Scott Gillespie tiene la habilidad de resolver procesos y problemáticas complejas mediante propuestas simples basadas en principios lógicos, a veces, sencillamente cambiando la perspectiva desde la cual solemos enfocar la mirada. Ayer, tuve la ocasión de escucharle una vez más en el Travel Manager Networking Day de IBTA – Asociación Ibérica de Viajes de Negocio celebrado en el Círculo de las Bellas Artes.

En su intervención Scott alertaba de uno de los efectos colaterales que la progresiva implantación de la IA tendría sobre los viajes de empresa, habida cuenta de su contribución a la reducción de puestos de trabajo, en particular en los segmentos white collar, un hecho indiscutible como demuestran diversos informes, entre ellos el reciente estudio publicado por Funcas para el mercado español.

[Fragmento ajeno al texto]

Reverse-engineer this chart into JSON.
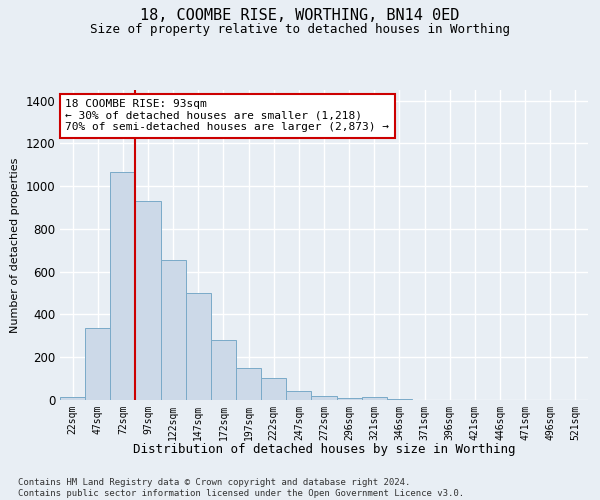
{
  "title": "18, COOMBE RISE, WORTHING, BN14 0ED",
  "subtitle": "Size of property relative to detached houses in Worthing",
  "xlabel": "Distribution of detached houses by size in Worthing",
  "ylabel": "Number of detached properties",
  "bar_labels": [
    "22sqm",
    "47sqm",
    "72sqm",
    "97sqm",
    "122sqm",
    "147sqm",
    "172sqm",
    "197sqm",
    "222sqm",
    "247sqm",
    "272sqm",
    "296sqm",
    "321sqm",
    "346sqm",
    "371sqm",
    "396sqm",
    "421sqm",
    "446sqm",
    "471sqm",
    "496sqm",
    "521sqm"
  ],
  "bar_values": [
    15,
    335,
    1065,
    930,
    655,
    500,
    280,
    150,
    105,
    40,
    18,
    8,
    14,
    5,
    0,
    0,
    0,
    0,
    0,
    0,
    0
  ],
  "bar_color": "#ccd9e8",
  "bar_edgecolor": "#7aaac8",
  "annotation_text": "18 COOMBE RISE: 93sqm\n← 30% of detached houses are smaller (1,218)\n70% of semi-detached houses are larger (2,873) →",
  "annotation_box_color": "#ffffff",
  "annotation_box_edgecolor": "#cc0000",
  "vline_color": "#cc0000",
  "vline_x": 3.0,
  "ylim": [
    0,
    1450
  ],
  "yticks": [
    0,
    200,
    400,
    600,
    800,
    1000,
    1200,
    1400
  ],
  "footnote": "Contains HM Land Registry data © Crown copyright and database right 2024.\nContains public sector information licensed under the Open Government Licence v3.0.",
  "bg_color": "#e8eef4",
  "plot_bg_color": "#e8eef4",
  "grid_color": "#ffffff",
  "title_fontsize": 11,
  "subtitle_fontsize": 9,
  "ylabel_fontsize": 8,
  "xlabel_fontsize": 9
}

La reflexión de Scott Gillespie, que comparto, es que, si las empresas reducen el número de empleados, el número de viajes de negocio experimentará también una disminución. La principal derivada de esta situación es que, con ello, la creación de relaciones de confianza (trusted connections), que es el principal de los atributos de las relaciones presenciales y el fundamento de los negocios se verá necesariamente deteriorada.

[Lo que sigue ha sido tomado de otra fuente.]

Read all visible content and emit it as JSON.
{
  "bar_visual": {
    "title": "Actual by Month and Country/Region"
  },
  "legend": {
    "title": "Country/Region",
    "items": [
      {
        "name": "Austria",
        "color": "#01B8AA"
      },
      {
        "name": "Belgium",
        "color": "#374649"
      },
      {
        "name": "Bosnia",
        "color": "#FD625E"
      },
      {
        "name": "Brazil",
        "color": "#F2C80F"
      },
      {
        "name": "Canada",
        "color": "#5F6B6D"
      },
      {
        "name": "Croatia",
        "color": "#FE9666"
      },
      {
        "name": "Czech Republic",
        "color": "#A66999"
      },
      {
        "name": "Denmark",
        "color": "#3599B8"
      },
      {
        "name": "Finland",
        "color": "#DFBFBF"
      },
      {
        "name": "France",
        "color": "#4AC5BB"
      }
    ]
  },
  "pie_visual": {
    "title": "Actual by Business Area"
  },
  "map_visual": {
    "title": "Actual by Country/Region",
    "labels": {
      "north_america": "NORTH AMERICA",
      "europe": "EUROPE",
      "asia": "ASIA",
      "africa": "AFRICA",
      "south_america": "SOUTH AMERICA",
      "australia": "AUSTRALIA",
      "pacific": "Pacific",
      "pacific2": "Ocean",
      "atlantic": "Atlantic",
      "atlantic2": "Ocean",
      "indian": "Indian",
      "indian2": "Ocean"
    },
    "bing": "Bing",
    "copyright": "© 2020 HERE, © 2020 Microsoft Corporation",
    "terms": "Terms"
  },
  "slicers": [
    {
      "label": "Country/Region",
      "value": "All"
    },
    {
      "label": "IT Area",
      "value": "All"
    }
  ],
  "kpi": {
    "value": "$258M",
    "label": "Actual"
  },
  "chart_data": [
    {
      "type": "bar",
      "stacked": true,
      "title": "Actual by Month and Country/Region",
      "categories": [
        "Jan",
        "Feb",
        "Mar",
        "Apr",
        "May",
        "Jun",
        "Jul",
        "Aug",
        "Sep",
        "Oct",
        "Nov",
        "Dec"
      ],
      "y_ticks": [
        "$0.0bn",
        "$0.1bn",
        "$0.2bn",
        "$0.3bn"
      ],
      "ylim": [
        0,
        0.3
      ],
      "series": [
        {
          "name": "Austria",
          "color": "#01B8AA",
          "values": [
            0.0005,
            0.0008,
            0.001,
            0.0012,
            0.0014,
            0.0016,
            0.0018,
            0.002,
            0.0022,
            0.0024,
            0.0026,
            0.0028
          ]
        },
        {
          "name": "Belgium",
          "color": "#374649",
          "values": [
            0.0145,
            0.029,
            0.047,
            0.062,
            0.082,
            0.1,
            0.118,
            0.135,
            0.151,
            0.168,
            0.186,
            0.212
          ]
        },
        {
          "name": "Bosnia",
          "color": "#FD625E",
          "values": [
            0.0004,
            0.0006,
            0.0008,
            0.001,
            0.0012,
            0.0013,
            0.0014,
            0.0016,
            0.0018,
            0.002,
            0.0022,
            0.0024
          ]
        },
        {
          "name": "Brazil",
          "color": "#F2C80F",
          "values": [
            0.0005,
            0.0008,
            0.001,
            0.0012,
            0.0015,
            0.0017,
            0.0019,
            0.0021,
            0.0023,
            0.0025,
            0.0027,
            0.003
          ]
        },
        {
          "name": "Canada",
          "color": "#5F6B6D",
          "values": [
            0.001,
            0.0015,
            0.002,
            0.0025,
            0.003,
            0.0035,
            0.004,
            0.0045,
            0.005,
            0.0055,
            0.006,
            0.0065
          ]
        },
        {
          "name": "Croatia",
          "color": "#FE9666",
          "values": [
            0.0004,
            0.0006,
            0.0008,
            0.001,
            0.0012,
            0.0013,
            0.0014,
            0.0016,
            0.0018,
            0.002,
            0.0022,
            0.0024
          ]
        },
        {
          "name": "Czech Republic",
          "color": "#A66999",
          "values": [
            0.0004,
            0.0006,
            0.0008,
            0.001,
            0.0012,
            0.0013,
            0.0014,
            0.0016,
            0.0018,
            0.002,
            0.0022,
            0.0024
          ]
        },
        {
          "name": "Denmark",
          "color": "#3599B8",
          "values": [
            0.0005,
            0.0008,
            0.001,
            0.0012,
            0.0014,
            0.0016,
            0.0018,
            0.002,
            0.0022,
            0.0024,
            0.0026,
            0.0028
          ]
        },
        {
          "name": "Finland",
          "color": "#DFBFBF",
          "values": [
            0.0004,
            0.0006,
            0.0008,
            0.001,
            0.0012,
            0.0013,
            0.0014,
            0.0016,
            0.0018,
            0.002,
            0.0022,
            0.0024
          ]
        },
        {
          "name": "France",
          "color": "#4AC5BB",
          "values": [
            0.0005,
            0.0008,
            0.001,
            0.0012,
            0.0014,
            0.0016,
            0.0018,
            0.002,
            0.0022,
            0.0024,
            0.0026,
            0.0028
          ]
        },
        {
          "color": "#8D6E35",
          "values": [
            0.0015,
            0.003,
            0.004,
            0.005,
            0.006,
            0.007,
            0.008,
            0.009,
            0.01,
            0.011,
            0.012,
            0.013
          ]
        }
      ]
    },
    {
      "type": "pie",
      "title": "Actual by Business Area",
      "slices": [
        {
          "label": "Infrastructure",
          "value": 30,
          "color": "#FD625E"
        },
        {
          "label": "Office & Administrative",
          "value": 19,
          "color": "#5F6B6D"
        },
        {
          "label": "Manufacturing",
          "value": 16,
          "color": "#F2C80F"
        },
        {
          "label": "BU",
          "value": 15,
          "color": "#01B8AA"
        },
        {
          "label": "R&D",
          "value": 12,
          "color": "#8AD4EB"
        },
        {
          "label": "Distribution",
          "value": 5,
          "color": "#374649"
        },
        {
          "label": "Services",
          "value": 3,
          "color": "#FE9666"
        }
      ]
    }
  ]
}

La confianza es el motor indispensable para generar relaciones sólidas. Pero la confianza es difícil de construir, difícil de medir y fácil de perder.

Y es precisamente esta dificultad para medir la confianza y su traducción en el ROI una de las principales problemáticas a la que tendrán que enfrentarse las empresas en un escenario desmaterializado, a la hora de defender la inversión en trust building trips, como estrategia para proteger el negocio y las perspectivas de crecimiento.

¿Cómo van a justificar las empresas el gasto de los trust buiding trips, si además el precio de los viajes no para de crecer y llevamos más de 30 años centrados en medir el coste de los desplazamientos, en lugar de focalizar el esfuerzo en calcular su valor?

La propuesta de Gillespie consiste en una fórmula que contrasta datos como el valor máximo justificable de viaje, su coste estimado y el VA previsto, para obtener el ROI y que, corregido por diversos factores de riesgo, arroja el valor financiero ajustado de cada desplazamiento.

Es un interesante ejercicio de cálculo del ROI ex ante que debería servir para abordar la problemática que nos ocupa, y una fórmula lógica, de cálculo sencillo y customizable, que cambia la perspectiva del enfoque, para pasar del coste al valor.

La principal prueba del algodón, en todo caso, y como él mismo reconocía, es si va a superar el escollo de los departamentos financieros. Pero por algo hay que empezar.